Valckx is so masterful in her personification of the animal characters in the story that a viewer could "read" the story by looking only at the pictures.  Two examples follow.  (For my complete pictures-only look at Lizette's Green Sock, please see the next page.)
 
   1. When Lizette returns home without the second sock, her disappointment is obvious.  We cannot see her face, since she is walking away from the viewer.  However, her shoulders are drooping, steps are small, and head is down.  She is obviously disappointed.  Even the flowers show disappointment; their heads are bowed like Lizette's. 
 
   2. As Mama washes the sock, Valckx shows Lizette's anxiety.  A tense look is on her face, she is wringing her hands behind her back, and she stands close by, watching nervously as Mama scrubs.  On the next page, Lizette sits on her hands in anticipation as the sock dries.  A snail in the foreground emphasizes how slowly the sock is drying.
 
There are no definitive cultural markers in this book.  Two things hint at a European setting:  the kerchief knotted around Mama's head and the hot water heater that is fixed to the wall above the sink, something not found in buildings in the U.S.
 
Instead of retaining their French flavor, the characters’ names were anglicized.  The French Lisette  becomes Lizette.  Bébert  becomes "Bert;" and "Matou and Matoche" become Tom and Tim.[i]  Some justification can be made in that Lizette keeps the sound of the French name Lisette.  Bébert, now Bert, can be short for Robert or Albert in French.  Matou, now Tom, is the French word for tomcat.[ii]  It is disappointing, however, that the editors/translators felt the need for these changes in an otherwise superb tale.
 
Valckx's bright, clear colors and deft depictions bring her characters to life.  Lizette, Bert, Tom and Tim are personalities with which readers can identify.  The story is a multi-layered masterpiece that portrays a triumphant, independent spirit and joy in living.
 
 
 
Valckx, Catharina. 2005. Lizette's green sock.
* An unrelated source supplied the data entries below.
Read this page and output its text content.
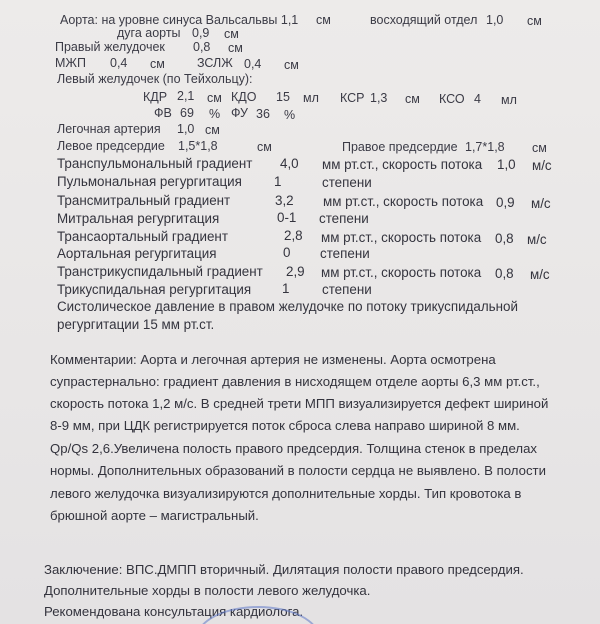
Аорта: на уровне синуса Вальсальвы 1,1 см	восходящий отдел 1,0 см
дуга аорты 0,9 см
Правый желудочек 0,8 см
МЖП 0,4 см	ЗСЛЖ 0,4 см
Левый желудочек (по Тейхольцу):
КДР 2,1 см КДО 15 мл КСР 1,3 см КСО 4 мл
ФВ 69 % ФУ 36 %
Легочная артерия 1,0 см
Левое предсердие 1,5*1,8	см	Правое предсердие 1,7*1,8 см
Транспульмональный градиент 4,0 мм рт.ст., скорость потока 1,0 м/с
Пульмональная регургитация 1	степени
Трансмитральный градиент	3,2 мм рт.ст., скорость потока 0,9 м/с
Митральная регургитация	0-1 степени
Трансаортальный градиент	2,8 мм рт.ст., скорость потока 0,8 м/с
Аортальная регургитация	0 степени
Транстрикуспидальный градиент 2,9 мм рт.ст., скорость потока 0,8 м/с
Трикуспидальная регургитация 1 степени
Систолическое давление в правом желудочке по потоку трикуспидальной
регургитации 15 мм рт.ст.
Комментарии: Аорта и легочная артерия не изменены. Аорта осмотрена
супрастернально: градиент давления в нисходящем отделе аорты 6,3 мм рт.ст.,
скорость потока 1,2 м/с. В средней трети МПП визуализируется дефект шириной
8-9 мм, при ЦДК регистрируется поток сброса слева направо шириной 8 мм.
Qp/Qs 2,6.Увеличена полость правого предсердия. Толщина стенок в пределах
нормы. Дополнительных образований в полости сердца не выявлено. В полости
левого желудочка визуализируются дополнительные хорды. Тип кровотока в
брюшной аорте – магистральный.
Заключение: ВПС.ДМПП вторичный. Дилятация полости правого предсердия.
Дополнительные хорды в полости левого желудочка.
Рекомендована консультация кардиолога.
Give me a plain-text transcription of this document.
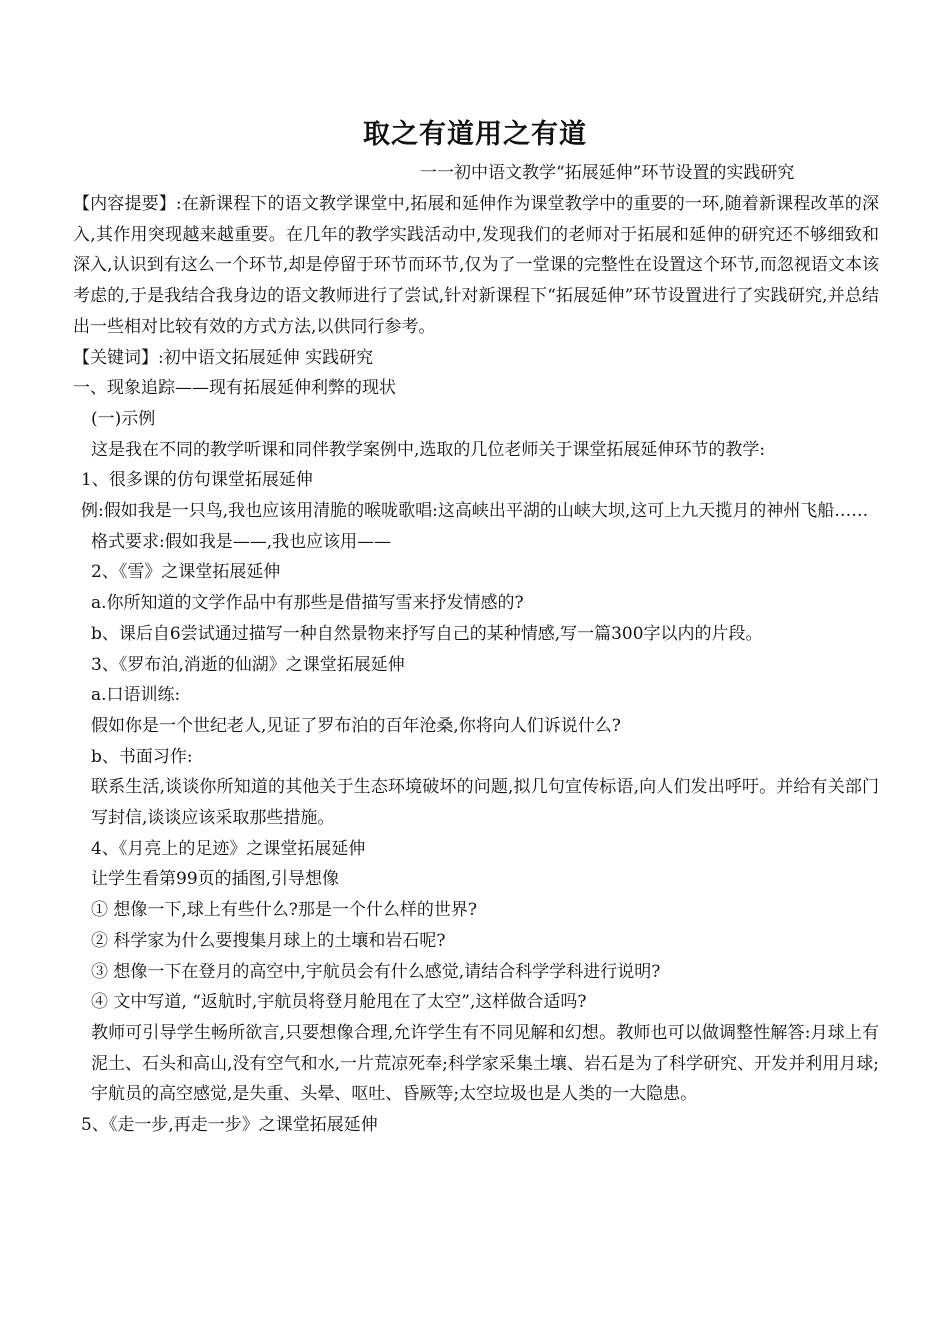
取之有道用之有道
一一初中语文教学“拓展延伸”环节设置的实践研究

【内容提要】:在新课程下的语文教学课堂中,拓展和延伸作为课堂教学中的重要的一环,随着新课程改革的深入,其作用突现越来越重要。在几年的教学实践活动中,发现我们的老师对于拓展和延伸的研究还不够细致和深入,认识到有这么一个环节,却是停留于环节而环节,仅为了一堂课的完整性在设置这个环节,而忽视语文本该考虑的,于是我结合我身边的语文教师进行了尝试,针对新课程下“拓展延伸”环节设置进行了实践研究,并总结出一些相对比较有效的方式方法,以供同行参考。

【关键词】:初中语文拓展延伸 实践研究

一、现象追踪——现有拓展延伸利弊的现状

(一)示例

这是我在不同的教学听课和同伴教学案例中,选取的几位老师关于课堂拓展延伸环节的教学:

1、很多课的仿句课堂拓展延伸

例:假如我是一只鸟,我也应该用清脆的喉咙歌唱:这高峡出平湖的山峡大坝,这可上九天揽月的神州飞船……

格式要求:假如我是——,我也应该用——

2、《雪》之课堂拓展延伸

a.你所知道的文学作品中有那些是借描写雪来抒发情感的?

b、课后自6尝试通过描写一种自然景物来抒写自己的某种情感,写一篇300字以内的片段。

3、《罗布泊,消逝的仙湖》之课堂拓展延伸

a.口语训练:

假如你是一个世纪老人,见证了罗布泊的百年沧桑,你将向人们诉说什么?

b、书面习作:

联系生活,谈谈你所知道的其他关于生态环境破坏的问题,拟几句宣传标语,向人们发出呼吁。并给有关部门写封信,谈谈应该采取那些措施。

4、《月亮上的足迹》之课堂拓展延伸

让学生看第99页的插图,引导想像

① 想像一下,球上有些什么?那是一个什么样的世界?

② 科学家为什么要搜集月球上的土壤和岩石呢?

③ 想像一下在登月的高空中,宇航员会有什么感觉,请结合科学学科进行说明?

④ 文中写道, “返航时,宇航员将登月舱甩在了太空”,这样做合适吗?

教师可引导学生畅所欲言,只要想像合理,允许学生有不同见解和幻想。教师也可以做调整性解答:月球上有泥土、石头和高山,没有空气和水,一片荒凉死奉;科学家采集土壤、岩石是为了科学研究、开发并利用月球;宇航员的高空感觉,是失重、头晕、呕吐、昏厥等;太空垃圾也是人类的一大隐患。

5、《走一步,再走一步》之课堂拓展延伸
New York: Clarion. Originally published in France in 2002 as La chausette verte de Lisette by l'école des loisirs.  ISBN 0-618-45298-2
 
[i] Lukehart, Wendy. Starred review of Lizette's Green Sock. School Library Journal 51 (5): 103.
[ii] Isaacs, Kathleen. 2006. It’s a big world after all. School Library Journal 52 (2): 44. 
[iii] See La chausette verte de Lisette from Amazon.fr at http://www.amazon.fr/exec/obidos/ASIN/2211069029/qid%3D1143000751/171-8749637-7752243.
[iv] With thanks to my French friend for the explanation of names.
 
 
This review was written for a graduate course in Library and Information Studies at Texas Woman's University, International Literature for Children and Young Adults.